Скоро приехало, как мы поняли, начальство и с ним крытая машина с солдатами и собаками. Нас подняли, построили и приказали раздеться догола. Толстый немец в форме, видимо, главный у них, пошел вдоль строя, палкой показывая на слабых и калеченых. Этих несчастных вытаскивали, отводили в сторону к большой яме и тут же убивали выстрелом в затылок. Скоро ямы заполнилась трупами. Привезли лопаты и заставили нас закопать эту ужасную братскую могилу. Я видел, сверху лежал водитель нашего газика из санитарного батальона… Беленький такой паренек. Пуля через затылок вышла у него через глаз. А второй глядел в небо, словно разглядывал там чего-то нам недоступное. Ему было, как и мне, девятнадцать лет…

— Не видать тебя, думаю, парень, мамке с батькой… Не видать. А вот что нам предстоит еще перенести?

В ворота заехала машина с брандсбойдом, окатила водой и погнали нас голых за ворота на тракт.
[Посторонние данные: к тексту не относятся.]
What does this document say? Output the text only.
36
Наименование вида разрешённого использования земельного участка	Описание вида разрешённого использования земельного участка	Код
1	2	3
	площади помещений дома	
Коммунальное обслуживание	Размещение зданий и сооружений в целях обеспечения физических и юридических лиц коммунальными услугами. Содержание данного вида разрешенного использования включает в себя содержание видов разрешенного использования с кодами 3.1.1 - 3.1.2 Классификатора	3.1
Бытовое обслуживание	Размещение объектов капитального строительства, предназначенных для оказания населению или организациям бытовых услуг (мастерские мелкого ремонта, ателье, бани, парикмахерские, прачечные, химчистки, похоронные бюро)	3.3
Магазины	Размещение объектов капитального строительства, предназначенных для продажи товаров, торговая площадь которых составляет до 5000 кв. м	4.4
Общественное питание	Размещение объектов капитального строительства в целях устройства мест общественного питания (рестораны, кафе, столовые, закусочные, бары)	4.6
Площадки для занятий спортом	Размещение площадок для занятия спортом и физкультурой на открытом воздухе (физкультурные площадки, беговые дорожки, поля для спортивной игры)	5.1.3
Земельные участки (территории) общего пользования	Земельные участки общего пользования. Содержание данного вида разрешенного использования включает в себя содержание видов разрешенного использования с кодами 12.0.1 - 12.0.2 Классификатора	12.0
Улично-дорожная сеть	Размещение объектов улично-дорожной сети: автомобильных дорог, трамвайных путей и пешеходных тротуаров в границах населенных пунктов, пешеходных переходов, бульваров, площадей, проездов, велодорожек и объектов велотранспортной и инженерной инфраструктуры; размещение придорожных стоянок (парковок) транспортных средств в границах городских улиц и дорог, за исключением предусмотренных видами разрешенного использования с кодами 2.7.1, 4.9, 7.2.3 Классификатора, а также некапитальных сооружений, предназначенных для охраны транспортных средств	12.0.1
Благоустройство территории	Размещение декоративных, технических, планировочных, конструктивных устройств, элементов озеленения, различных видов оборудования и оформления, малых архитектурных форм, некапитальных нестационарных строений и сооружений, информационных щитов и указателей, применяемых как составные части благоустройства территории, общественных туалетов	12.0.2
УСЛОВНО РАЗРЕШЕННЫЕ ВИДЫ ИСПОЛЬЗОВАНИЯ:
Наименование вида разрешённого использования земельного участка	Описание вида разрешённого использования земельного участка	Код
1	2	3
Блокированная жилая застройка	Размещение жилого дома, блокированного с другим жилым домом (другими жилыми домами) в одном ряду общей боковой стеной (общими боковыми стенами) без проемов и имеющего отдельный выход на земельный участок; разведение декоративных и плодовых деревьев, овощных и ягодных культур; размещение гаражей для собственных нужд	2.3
По дороге ехали в машинах и на мотоциклах немцы, они показывали на нас пальцами, фотографировали и ухохатывались…

— Русишьзолдатен, гуд зольдатен! — кричали они и показывали пальцами на нас.

Это был край унижения. В груди у меня рождалось чувство сродни бешенству: желание броситься на конвоиров и зубами перегрызать им глотки.

И только остатки здравого смысла удерживали от верной смерти, которая ждала тебя при первом движении в сторону.

Помню, я шел и скрипел от ярости зубами так, что они крошились в песок…

— Веселитесь, гады, — твердил я себе. — Еще не вечер. Мы еще поднимемся и пересчитаем ваши зубы.

К обеду нас пригнали на железнодорожную станцию, где уже стояли телячьи вагоны. И так, голых, они стали загонять нас в вагоны, набивая битком так, что в них можно было только стоять.

Я понял, они унижали нас, чтобы сломать человеческую гордость и превратить в рабов там, в культурной и цивилизованной Европе.

Мы ехали ухоженной Европой, которая не знала войны, какая пришла в Россию. Ехали, как оскопленный рабочий скот. В городах Германии поезд останавливался, перрон оцепляли и выгоняли нас на волю под аплодисменты, радостные крики и смех горожан.

Столько лет прошло, а ни раны, ни ужасы войны, ни горы трупов, ни смерть товарищей, которых на моих глазах разрывало на части, не бередят душу воспоминаниями так, как это унижение. У меня и сейчас сводит лопатки, когда вспоминаю эти немецкие перроны, аплодисменты и хохот обывателей…

Дядя Леша замолчал.

Мы укладывались уже засветло. Прежде вышли на крыльцо. Мир был свеж и торжественен. Уставшие от любовного безумия заливы за Вихревским двором, угомонились, наконец, и набухали исторгнутыми семенами жизни…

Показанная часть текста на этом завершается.